AAUA-ERIC Administrators Update, v7 n1-3 Jul 1990
University administrators must realize that past management styles they used to acquire their positions of campus power often become the future incarnations of their failure as administrators. The conundrum of power is that the less power a leader grants to people, the less powerful the leader becomes in the eyes of the people. Individuals have a need for power though they tend to deny the need's existence; acknowledgement of the power motive must precede any mastery of the conundrum making up the power-complex of leadership. Power has multiple descriptions as leaders utilize several power bases, including raw power, person power, legitimate power, coercion power, reward power, expert power, information power, and referent power. Power's scope and scale can be configured as a representation of x-axis and y-axis intercepts. The scope of power refers to the purpose or motive for which it is being employed, ranging from low to high congruence of one individual's motives with another individual's needs. The scale of power gauges the degree to which the resources of a position are brought to bear on the followers as the leader attempts to carry out his or her power motive.

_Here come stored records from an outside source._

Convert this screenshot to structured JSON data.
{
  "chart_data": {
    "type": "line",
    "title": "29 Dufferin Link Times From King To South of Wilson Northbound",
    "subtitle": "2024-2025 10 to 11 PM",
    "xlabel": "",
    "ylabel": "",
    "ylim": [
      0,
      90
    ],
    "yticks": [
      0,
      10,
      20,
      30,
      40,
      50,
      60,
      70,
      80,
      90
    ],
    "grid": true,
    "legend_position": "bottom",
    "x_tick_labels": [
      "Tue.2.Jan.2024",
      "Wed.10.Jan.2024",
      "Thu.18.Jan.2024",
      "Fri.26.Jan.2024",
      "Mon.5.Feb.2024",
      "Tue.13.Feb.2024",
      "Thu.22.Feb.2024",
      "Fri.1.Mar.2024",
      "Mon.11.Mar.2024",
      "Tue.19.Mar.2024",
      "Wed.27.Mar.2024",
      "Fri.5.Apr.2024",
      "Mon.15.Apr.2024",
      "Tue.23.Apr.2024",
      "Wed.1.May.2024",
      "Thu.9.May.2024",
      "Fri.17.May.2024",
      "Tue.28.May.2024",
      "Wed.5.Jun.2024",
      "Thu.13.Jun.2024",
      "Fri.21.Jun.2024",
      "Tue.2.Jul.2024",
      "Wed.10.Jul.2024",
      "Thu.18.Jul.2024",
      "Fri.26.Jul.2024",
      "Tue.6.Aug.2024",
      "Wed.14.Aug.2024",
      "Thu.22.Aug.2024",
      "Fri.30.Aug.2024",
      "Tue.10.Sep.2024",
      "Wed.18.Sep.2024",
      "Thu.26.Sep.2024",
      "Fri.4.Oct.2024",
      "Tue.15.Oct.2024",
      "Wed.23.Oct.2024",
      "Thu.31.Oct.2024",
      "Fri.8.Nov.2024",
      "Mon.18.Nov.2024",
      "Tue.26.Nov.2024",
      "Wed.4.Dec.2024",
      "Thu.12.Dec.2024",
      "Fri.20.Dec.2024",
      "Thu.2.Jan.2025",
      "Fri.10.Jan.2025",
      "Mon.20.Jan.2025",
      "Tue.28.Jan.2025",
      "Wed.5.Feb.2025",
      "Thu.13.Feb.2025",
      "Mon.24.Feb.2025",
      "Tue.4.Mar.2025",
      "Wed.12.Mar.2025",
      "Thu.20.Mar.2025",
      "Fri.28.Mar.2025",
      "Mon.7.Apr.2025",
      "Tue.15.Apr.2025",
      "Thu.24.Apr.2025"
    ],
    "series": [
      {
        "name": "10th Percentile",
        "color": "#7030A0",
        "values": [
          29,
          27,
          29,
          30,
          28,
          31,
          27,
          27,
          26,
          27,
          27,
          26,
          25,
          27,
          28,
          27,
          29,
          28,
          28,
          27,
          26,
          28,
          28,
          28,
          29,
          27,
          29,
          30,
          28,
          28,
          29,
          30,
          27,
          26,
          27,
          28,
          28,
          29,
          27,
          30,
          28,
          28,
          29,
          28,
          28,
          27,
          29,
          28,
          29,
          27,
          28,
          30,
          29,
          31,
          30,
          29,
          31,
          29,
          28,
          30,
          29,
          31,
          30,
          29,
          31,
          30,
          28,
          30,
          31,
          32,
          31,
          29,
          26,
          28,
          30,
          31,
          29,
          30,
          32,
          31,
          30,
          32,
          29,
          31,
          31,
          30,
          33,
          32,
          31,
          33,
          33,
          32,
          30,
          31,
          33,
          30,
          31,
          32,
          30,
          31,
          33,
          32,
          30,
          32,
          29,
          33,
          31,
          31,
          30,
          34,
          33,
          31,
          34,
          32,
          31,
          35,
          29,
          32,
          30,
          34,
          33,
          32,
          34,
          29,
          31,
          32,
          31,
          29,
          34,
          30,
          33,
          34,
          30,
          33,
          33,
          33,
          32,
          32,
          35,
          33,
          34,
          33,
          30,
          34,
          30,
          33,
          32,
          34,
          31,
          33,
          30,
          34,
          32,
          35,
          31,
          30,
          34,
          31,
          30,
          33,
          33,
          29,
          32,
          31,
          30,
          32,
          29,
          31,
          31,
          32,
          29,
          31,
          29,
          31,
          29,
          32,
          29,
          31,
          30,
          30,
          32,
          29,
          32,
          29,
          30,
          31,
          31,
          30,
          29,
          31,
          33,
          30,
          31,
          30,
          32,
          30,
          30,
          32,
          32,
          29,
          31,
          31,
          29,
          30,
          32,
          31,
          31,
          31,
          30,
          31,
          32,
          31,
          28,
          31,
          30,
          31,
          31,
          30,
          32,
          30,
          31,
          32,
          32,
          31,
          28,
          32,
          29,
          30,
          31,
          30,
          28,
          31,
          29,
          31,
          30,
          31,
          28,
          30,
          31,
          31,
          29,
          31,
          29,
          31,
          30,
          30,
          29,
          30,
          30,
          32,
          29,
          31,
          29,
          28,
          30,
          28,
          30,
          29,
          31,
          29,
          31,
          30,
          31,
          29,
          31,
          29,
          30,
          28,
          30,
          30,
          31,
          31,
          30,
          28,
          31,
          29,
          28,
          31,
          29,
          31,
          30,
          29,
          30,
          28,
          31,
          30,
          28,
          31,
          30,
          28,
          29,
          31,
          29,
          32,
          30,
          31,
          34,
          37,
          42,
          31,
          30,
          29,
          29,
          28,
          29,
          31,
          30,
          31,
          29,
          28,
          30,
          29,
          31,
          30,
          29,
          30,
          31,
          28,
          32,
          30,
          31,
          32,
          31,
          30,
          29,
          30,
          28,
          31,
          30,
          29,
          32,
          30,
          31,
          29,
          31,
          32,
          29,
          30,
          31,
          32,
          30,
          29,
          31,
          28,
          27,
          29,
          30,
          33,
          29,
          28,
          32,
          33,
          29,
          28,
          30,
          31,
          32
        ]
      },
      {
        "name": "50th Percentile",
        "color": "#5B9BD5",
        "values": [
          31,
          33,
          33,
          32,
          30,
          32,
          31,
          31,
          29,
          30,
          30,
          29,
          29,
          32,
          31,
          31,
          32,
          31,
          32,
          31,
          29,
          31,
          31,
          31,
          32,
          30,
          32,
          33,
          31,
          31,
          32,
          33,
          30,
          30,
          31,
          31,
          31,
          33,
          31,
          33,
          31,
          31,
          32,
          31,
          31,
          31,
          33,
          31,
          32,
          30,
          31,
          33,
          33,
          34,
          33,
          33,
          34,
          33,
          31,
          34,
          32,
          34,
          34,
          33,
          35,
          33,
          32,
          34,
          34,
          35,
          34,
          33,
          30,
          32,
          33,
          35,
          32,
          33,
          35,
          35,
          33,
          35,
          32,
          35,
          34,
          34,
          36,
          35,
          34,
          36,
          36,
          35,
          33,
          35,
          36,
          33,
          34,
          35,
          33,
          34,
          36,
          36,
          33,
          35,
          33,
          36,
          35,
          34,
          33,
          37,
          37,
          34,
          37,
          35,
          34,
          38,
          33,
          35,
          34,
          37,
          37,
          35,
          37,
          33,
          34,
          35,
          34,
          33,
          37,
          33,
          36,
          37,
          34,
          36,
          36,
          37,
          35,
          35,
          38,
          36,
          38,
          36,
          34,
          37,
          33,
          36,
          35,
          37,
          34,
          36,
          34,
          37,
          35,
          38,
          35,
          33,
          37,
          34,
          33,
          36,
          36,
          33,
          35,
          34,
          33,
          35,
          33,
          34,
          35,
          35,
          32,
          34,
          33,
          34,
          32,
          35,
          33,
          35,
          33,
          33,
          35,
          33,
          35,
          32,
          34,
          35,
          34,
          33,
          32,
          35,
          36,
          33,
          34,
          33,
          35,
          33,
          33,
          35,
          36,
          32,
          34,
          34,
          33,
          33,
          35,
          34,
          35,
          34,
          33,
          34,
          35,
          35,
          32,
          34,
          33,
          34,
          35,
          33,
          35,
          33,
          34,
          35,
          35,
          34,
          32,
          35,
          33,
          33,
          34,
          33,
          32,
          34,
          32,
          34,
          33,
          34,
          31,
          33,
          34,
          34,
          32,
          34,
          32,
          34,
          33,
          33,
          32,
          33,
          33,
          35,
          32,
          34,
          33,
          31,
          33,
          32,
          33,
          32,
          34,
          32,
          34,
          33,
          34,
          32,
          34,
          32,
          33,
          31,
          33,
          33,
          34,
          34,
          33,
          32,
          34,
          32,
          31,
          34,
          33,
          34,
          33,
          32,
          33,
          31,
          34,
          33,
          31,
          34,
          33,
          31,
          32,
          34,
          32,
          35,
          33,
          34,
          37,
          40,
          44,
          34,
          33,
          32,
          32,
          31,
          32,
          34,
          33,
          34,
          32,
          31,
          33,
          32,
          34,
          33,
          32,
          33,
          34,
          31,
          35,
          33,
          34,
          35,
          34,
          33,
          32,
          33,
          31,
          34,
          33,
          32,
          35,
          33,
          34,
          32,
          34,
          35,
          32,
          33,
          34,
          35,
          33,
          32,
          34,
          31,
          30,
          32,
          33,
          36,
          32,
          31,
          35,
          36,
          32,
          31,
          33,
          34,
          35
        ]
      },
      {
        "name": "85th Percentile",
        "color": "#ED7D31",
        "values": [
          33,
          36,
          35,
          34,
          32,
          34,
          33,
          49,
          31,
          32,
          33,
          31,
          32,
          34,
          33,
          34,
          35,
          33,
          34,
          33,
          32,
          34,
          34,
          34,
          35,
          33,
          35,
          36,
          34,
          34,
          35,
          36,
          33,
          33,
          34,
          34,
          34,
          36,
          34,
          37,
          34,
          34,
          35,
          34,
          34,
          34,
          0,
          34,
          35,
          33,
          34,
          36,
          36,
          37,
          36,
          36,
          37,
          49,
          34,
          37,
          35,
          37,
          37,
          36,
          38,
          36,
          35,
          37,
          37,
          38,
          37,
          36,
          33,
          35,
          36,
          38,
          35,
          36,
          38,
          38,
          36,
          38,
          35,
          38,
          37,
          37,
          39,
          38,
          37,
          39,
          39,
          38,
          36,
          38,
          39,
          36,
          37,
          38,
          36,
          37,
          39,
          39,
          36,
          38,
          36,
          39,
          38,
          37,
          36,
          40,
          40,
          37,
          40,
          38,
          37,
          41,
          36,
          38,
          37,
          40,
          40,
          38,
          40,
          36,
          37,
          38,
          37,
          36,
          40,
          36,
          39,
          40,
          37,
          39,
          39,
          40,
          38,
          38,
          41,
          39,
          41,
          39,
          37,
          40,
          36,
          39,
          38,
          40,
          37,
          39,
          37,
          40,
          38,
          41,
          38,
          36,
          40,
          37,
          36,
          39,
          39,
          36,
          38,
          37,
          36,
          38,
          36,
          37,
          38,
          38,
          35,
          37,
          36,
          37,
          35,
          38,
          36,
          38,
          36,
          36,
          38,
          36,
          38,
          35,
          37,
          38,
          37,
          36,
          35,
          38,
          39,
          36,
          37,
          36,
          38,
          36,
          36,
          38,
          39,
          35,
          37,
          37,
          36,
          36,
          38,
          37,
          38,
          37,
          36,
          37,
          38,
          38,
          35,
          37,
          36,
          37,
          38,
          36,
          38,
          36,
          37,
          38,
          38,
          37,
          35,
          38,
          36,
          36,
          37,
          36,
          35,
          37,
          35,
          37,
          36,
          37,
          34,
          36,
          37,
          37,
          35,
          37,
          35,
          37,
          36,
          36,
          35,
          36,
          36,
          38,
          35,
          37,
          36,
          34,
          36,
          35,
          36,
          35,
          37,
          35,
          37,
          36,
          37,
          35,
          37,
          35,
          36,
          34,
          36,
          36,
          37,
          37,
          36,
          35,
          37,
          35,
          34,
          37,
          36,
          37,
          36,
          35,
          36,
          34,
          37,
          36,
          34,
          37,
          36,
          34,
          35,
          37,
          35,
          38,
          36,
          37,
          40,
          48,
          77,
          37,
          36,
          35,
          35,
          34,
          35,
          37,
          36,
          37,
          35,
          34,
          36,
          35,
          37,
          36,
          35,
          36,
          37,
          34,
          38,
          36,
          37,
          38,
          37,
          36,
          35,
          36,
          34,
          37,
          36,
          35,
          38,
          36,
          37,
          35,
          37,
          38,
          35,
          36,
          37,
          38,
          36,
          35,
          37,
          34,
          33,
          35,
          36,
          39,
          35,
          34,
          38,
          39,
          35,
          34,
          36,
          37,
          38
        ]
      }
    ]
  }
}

Includes 59 references. (JDD)
Descriptors: Administrator Effectiveness, Administrator Role, Administrators, College Administration, Higher Education, Individual Power, Interpersonal Relationship, Power Structure
American Association of University Administrators, P.O. Box 6221, Tuscaloosa, AL 35487 ($2.00).
Publication Type: Journal Articles; Guides - Non-Classroom
Education Level: N/A
Audience: Administrators; Practitioners
Sponsor: Office of Educational Research and Improvement (ED), Washington, DC.
Authoring Institution: ERIC Clearinghouse on Higher Education, Washington, DC.; American Association of Univ. Administrators, Washington, DC.